With a cap-and-trade program, the main issue of concern is at what level to set the cap: going cold turkey is too costly, but a quota set close to current emission levels will not achieve enough benefits to mitigate climate change. Indeed, much of the discussion surrounding the energy bill concerns whether the pollution reduction it achieves is worth the cost or whether it is not aggressive enough.

Unfortunately, there has been little discussion of the other components of the Waxman-Markey bill that will increase the cost of pollution reduction without achieving any climate benefits. Most notably, the bill includes a renewable electricity mandate, which requires electricity utilities to substitute renewable energy (such as wind, solar, or geothermal energy) for energy derived from fossil fuels. Electric utilities would need to generate 6 percent of their electricity from renewable energy in 2012, ramping up to 20 percent by 2021. (The draft Senate energy bill mandates that 15 percent of electricity generation come from renewable energy by 2021.) In its analysis of the Waxman-Markey bill, the Environmental Protection Agency—citing time constraints—evaluated only the benefits and costs of the cap-and-trade component. While it is true that a full analysis of the costs of the bill’s electricity mandate would take considerable time, it would take little time for the EPA to conclude that it achieves zero climate benefits relative to only having the cap-and-trade program.

The electricity mandate undermines the cost-saving feature of a cap-and-trade program. Rather than allow the market the flexibility to find the cheapest sources of pollution reduction, the mandate prescribes where and how the reductions must occur. Any reductions achieved through the mandate will just be offset by fewer reductions in other sectors, resulting in no net reduction in emissions. Greenhouse gas emissions have the same effect on the climate whether they are emitted from electricity producers, manufacturing facilities, or automobiles, so the mandate achieves no additional environmental benefit. It is possible to set a mandate tight enough to achieve more reductions than is required by the cap-and-trade program. (This is not the case with the proposed mandates.) This indeed would achieve some additional environmental benefits, but would make the cap-and-trade program superfluous. What’s more, the same benefits could be achieved at lower cost by eliminating the mandates and instead tightening the cap.
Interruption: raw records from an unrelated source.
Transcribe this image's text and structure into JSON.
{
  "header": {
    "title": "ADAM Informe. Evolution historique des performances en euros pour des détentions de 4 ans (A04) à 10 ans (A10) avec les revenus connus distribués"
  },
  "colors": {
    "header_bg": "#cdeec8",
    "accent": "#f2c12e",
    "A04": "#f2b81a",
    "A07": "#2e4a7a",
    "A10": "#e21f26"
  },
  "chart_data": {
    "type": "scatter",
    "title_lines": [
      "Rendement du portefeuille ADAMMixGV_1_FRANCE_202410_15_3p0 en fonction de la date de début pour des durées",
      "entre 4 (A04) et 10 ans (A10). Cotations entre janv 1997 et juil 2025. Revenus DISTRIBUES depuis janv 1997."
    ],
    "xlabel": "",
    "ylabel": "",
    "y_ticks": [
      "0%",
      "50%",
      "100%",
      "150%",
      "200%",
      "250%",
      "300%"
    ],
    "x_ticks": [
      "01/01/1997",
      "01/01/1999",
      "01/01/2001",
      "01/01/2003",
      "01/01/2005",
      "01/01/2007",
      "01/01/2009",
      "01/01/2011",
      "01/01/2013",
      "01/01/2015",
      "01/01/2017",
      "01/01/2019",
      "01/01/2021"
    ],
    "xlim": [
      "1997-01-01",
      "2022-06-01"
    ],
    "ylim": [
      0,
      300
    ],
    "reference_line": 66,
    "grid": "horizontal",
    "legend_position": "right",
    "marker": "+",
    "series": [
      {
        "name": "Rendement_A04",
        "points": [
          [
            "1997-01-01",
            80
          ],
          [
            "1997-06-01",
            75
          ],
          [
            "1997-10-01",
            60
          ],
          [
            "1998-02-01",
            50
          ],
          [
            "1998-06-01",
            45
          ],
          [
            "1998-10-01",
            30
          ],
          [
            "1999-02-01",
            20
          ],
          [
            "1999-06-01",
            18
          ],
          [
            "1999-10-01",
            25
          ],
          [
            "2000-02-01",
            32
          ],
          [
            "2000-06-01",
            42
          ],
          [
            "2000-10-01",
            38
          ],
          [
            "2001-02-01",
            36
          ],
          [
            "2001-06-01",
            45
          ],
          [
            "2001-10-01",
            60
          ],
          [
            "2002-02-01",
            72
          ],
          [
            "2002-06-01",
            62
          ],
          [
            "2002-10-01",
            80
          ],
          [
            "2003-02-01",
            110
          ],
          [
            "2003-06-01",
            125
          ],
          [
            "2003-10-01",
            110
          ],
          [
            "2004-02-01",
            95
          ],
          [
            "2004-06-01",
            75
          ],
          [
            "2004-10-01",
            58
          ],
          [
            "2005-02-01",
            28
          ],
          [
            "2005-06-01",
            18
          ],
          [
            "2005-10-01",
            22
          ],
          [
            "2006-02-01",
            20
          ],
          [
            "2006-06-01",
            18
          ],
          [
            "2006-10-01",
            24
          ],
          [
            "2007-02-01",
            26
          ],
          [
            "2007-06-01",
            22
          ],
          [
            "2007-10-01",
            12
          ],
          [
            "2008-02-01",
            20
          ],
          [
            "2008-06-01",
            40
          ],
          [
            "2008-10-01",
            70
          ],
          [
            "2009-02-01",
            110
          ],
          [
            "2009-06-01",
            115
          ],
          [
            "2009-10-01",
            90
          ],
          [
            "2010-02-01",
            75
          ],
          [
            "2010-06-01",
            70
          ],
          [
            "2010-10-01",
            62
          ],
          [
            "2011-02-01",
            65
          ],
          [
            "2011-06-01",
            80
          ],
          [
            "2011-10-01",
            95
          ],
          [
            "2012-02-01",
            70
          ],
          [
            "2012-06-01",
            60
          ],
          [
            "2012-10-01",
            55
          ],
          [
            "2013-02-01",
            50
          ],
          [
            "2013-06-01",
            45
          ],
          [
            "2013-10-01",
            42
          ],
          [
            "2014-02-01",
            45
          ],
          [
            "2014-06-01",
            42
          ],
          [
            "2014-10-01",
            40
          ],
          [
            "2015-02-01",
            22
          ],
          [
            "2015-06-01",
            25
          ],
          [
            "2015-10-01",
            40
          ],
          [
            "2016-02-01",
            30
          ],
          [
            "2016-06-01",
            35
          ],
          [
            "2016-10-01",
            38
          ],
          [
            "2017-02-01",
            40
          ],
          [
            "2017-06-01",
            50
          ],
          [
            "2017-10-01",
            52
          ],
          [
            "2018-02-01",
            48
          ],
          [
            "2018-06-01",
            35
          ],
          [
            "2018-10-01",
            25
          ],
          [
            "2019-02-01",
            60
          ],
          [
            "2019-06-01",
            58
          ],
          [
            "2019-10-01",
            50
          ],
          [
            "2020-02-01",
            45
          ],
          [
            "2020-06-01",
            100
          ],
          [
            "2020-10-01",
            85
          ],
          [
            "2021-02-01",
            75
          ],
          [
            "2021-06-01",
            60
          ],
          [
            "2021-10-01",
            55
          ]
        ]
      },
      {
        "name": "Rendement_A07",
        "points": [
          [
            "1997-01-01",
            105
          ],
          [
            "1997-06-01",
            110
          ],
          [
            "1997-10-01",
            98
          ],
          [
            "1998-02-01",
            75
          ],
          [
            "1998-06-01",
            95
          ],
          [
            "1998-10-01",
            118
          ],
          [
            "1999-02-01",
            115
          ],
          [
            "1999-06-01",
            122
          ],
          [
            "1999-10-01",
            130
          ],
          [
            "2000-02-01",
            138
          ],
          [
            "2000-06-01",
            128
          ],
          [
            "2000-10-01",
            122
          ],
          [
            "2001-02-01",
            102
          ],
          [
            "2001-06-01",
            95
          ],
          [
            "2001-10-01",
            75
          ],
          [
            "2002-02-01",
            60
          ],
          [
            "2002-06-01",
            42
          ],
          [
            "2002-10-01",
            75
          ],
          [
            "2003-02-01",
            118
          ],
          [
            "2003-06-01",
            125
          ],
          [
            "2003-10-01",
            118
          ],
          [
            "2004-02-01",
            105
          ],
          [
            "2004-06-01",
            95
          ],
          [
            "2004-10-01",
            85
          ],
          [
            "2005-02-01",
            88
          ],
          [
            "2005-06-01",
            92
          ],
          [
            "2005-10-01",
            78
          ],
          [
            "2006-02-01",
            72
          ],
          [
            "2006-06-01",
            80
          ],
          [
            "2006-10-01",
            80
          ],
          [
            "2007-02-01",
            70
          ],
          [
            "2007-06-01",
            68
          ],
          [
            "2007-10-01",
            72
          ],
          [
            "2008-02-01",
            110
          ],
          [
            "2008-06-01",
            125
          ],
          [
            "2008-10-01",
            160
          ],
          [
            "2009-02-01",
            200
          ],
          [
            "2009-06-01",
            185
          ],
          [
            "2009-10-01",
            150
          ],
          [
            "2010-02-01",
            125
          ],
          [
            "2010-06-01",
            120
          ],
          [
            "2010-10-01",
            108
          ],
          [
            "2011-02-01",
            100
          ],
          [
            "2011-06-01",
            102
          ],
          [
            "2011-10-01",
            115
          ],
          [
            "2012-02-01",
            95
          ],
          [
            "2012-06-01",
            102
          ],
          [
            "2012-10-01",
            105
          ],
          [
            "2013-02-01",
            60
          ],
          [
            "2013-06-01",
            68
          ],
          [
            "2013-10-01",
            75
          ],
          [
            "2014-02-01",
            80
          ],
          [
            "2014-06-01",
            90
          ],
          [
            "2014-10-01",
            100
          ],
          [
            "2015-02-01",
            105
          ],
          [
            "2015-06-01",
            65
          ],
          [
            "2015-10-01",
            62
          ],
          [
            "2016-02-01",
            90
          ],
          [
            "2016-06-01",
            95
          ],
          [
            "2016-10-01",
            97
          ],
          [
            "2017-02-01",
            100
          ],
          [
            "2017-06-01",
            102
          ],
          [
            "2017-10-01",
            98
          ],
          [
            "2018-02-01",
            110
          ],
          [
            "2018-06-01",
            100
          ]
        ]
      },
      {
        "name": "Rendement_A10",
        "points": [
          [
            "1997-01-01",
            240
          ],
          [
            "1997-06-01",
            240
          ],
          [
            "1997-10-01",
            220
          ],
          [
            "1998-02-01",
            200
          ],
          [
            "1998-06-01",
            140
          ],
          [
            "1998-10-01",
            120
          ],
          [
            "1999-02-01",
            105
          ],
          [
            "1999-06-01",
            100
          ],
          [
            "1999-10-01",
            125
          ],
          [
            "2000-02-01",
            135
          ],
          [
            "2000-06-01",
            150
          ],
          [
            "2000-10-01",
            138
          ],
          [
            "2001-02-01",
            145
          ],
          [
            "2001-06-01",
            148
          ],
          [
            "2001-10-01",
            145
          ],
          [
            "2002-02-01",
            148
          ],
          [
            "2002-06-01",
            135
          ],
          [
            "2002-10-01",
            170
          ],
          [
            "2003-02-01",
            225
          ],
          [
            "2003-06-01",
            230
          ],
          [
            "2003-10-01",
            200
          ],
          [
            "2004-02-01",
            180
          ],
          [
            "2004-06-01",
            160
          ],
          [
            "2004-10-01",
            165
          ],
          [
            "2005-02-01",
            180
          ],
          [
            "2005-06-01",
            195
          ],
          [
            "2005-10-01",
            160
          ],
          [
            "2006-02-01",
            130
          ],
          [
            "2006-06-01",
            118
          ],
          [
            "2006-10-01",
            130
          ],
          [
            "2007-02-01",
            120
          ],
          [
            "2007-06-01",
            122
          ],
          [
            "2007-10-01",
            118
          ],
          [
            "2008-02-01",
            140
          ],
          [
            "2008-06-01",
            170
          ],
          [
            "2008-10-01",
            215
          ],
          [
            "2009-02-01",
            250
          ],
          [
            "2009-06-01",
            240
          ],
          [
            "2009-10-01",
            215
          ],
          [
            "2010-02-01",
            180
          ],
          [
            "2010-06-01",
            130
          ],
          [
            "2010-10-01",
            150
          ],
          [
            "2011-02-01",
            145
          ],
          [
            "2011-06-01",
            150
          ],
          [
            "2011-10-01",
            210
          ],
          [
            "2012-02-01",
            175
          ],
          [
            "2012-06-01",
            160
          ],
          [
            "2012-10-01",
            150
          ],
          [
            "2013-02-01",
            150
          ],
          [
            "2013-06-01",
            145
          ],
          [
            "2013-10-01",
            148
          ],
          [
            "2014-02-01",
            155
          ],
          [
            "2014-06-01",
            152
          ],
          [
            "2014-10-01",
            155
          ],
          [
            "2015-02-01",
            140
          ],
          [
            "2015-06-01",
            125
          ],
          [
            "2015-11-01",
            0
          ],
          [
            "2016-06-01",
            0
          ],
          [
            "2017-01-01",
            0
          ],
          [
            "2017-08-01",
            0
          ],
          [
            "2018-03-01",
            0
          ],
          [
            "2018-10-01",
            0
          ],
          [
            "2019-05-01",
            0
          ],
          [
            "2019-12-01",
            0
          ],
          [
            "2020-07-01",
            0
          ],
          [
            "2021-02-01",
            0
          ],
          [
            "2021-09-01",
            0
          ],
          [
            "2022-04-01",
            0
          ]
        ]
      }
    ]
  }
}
The point is—much like your spouse’s meddling in how you should cut back your smoking—the renewable electricity mandate is all cost and no gain. So what could motivate such a policy? It could be your spouse (i.e., Congress) means well but is unaware of the costly consequences of additional meddling. Or it could be your spouse (i.e., Congress) wants to be punitive, making it more difficult for you to reach your smoking (i.e., greenhouse gas) reduction goal. Or it could be that your spouse (i.e., Congress) was convinced through generous contributions from the nicotine gum (i.e., renewable electricity) industry that the goal can only be met by mandating this alternative product. Unfortunately, this is just the tip of the iceberg. The House’s energy bill contains numerous mandates, including energy efficiency requirements for buildings, vehicles, and outdoor lighting, in addition to the existing renewable fuel mandate for the transportation sector.

Achieving reductions in greenhouse gas emissions is a costly endeavor. Congress only makes things worse by supplementing their cap-and-trade program with expensive mandates that serve no environmental end.